Bisnis.com, MAKASSAR - Perubahan status kripto dari komoditas menjadi aset digital serta peralihan pengaturan dan pengawasannya dari Badan Pengawas Perdagangan Berjangka Komoditi (Bappebti) ke Otoritas Jasa keuangan (OJK) pada awal tahun ini menjadi babak baru dalam perkembangan aset keuangan digital di Indonesia.
OJK memandang pemahaman hingga peningkatan literasi masyarakat tentang inovasi teknologi di sektor keuangan seperti blockchain dan aset kripto kini menjadi penting, tak terkecuali di Sulawesi Selatan (Sulsel).
Kepala OJK Sulawesi Selatan dan Sulawesi Barat Darwisman mengatakan pihaknya kini fokus mengedukasi kalangan muda, utamanya generasi Z.
Pasalnya saat ini Sulsel memiliki jumlah penduduk lebih dari 9,46 juta jiwa, dengan populasi usia produktif sangat besar yang didominasi oleh generasi milenial serta gen Z.
Hal ini bisa menjadi potensi sekaligus tantangan dalam meningkatkan literasi keuangan utamanya menyoal kripto.
Generasi muda dianggap cenderung lebih terbuka terhadap inovasi teknologi, termasuk penggunaan aset digital. Namun di sisi lain, mereka juga rentan terhadap risiko.
Baca Juga
Maka dari itu penting bagi regulator keuangan untuk melakukan peningkatan pemahaman tentang risiko penggunaan layanan keuangan digital untuk menghindari jebakan keuangan yang tidak sehat.
"Di tengah teknologi digital yang terus berkembang pesat, akses ke layanan keuangan juga semakin luas. Sementara indeks literasi keuangan digital di Indonesia saat ini masih perlu ditingkatkan. Makanya OJK berkomitmen untuk terus mendorong peningkatan literasi keuangan digital, utamanya di Sulsel," papar Darwisman melalui keterangan resmi, Senin (17/2/2025).
Adapun investasi di kripto sendiri memiliki beberapa risiko, di antaranya volatilitas atau harga yang bisa naik atau turun secara mendadak, rentan terhadap peretasan, sentimen pasar yang memengaruhi harga, risiko likuiditas, investasi bodong, risiko pelanggaran regulasi, kehilangan akses, hingga risiko pencurian.
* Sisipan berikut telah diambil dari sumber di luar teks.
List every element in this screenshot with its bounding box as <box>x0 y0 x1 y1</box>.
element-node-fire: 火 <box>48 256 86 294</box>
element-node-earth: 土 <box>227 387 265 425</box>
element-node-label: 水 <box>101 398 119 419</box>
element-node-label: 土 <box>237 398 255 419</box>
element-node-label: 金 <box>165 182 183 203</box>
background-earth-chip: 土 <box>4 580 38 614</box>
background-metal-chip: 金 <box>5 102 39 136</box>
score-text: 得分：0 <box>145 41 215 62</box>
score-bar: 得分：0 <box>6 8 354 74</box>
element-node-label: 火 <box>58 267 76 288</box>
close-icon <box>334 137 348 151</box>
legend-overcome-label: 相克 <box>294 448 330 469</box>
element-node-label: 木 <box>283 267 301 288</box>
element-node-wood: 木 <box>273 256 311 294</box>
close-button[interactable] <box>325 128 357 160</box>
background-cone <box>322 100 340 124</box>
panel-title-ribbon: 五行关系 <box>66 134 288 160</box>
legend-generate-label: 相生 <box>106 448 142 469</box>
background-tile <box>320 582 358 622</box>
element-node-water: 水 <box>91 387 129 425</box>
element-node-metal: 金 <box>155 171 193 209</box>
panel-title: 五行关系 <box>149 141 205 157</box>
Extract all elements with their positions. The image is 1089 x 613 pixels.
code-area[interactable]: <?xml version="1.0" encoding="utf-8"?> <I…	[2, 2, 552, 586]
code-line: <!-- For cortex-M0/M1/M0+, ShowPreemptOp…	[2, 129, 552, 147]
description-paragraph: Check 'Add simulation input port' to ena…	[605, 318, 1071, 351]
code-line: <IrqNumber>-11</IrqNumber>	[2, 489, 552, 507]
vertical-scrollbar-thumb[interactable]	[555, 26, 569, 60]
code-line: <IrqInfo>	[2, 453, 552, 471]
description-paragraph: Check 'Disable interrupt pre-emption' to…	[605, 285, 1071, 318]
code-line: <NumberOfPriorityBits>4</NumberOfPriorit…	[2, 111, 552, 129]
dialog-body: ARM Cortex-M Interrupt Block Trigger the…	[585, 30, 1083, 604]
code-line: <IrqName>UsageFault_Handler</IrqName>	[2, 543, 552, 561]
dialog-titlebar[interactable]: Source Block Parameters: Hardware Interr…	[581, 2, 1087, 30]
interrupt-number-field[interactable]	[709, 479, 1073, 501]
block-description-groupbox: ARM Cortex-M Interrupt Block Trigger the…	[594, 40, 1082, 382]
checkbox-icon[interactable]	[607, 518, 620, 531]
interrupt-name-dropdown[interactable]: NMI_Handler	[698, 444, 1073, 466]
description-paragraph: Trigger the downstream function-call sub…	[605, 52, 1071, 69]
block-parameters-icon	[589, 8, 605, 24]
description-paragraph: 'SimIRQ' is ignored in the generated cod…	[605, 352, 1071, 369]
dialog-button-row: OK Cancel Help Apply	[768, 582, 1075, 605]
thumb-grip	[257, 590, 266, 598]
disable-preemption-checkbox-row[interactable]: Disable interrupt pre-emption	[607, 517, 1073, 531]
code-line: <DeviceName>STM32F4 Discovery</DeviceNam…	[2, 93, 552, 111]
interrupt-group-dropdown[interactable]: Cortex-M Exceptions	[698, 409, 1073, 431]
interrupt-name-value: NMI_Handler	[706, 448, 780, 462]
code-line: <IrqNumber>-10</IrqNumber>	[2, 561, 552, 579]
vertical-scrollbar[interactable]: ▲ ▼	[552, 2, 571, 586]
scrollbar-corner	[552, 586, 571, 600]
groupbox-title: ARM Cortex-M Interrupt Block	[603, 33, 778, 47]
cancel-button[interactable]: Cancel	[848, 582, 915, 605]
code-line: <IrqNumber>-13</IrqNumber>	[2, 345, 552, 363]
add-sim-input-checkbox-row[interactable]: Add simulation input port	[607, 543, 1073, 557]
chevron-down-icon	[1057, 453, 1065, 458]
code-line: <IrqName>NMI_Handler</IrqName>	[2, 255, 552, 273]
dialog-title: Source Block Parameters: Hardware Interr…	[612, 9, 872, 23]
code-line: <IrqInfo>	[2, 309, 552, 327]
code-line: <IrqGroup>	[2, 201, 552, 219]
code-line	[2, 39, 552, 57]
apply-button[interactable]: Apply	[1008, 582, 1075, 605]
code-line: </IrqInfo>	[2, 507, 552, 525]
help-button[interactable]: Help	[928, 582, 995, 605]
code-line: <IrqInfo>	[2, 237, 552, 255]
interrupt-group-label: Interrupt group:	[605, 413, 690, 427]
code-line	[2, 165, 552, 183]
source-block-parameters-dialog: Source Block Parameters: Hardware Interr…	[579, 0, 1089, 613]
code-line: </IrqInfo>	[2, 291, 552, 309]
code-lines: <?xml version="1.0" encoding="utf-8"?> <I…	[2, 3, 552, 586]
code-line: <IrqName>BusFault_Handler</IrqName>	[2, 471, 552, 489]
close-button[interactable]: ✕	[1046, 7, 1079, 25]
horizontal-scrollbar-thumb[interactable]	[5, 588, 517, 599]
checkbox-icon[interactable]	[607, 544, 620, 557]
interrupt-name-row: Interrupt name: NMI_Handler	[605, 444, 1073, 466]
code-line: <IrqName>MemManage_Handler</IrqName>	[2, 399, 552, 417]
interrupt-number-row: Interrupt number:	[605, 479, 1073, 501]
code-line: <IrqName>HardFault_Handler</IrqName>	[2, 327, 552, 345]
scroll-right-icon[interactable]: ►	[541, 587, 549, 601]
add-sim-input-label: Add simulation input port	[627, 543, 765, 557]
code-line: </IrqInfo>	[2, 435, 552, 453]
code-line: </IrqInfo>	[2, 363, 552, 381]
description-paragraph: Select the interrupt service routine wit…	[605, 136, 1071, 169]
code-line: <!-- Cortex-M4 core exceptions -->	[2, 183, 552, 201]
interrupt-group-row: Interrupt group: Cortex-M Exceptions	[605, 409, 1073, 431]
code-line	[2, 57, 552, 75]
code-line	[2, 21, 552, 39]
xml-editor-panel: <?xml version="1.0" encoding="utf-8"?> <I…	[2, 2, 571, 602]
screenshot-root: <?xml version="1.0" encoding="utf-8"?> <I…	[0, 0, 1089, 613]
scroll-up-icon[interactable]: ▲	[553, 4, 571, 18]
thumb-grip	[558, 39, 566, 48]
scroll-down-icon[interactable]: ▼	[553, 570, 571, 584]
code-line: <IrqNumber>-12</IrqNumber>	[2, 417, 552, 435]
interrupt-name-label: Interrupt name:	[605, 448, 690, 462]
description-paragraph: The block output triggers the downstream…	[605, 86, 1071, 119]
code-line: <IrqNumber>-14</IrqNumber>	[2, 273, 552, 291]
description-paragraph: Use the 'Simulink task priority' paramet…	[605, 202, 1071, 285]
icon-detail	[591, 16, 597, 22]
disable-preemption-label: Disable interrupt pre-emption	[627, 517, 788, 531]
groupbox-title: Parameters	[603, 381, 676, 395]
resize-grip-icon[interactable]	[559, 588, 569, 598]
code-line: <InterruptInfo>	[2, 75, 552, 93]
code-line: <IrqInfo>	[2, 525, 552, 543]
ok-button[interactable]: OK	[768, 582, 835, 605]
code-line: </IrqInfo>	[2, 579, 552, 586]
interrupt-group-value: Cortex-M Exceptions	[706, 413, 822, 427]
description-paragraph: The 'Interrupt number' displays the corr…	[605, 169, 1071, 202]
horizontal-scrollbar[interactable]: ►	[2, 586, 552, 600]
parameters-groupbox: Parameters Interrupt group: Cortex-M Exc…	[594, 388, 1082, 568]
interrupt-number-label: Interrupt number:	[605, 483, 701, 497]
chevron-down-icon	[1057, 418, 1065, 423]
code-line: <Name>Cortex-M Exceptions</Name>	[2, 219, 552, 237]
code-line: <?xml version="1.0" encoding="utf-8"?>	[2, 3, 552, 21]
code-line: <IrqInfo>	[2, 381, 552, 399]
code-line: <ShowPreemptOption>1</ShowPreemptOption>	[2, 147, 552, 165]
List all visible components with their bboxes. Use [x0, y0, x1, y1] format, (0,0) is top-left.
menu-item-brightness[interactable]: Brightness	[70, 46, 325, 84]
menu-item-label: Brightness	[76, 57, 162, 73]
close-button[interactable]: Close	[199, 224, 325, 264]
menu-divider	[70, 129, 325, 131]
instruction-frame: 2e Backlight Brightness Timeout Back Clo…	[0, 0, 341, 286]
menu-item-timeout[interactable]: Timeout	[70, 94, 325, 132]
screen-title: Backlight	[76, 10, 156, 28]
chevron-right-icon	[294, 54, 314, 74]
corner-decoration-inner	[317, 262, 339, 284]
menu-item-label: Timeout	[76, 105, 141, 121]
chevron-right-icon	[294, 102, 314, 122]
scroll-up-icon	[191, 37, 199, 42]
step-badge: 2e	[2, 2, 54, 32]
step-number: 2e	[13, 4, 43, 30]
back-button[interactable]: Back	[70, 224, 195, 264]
Sementara belum lama ini OJK menyebut nilai transaksi aset kripto di Indonesia telah mencapai Rp556,63 trilun sepanjang Januari-November 2024.
Mengacu data Bappebti, nilai tersebut meningkat 356,16% dibandingkan periode yang sama pada 2023.
Selain itu, pada 2024 jumlah pelanggan terdaftar mencapai 22,1 juta. Nilai tersebut menunjukkan adanya peningkatan jumlah pelanggan sebesar 33,4% dibandingkan tahun sebelumnya.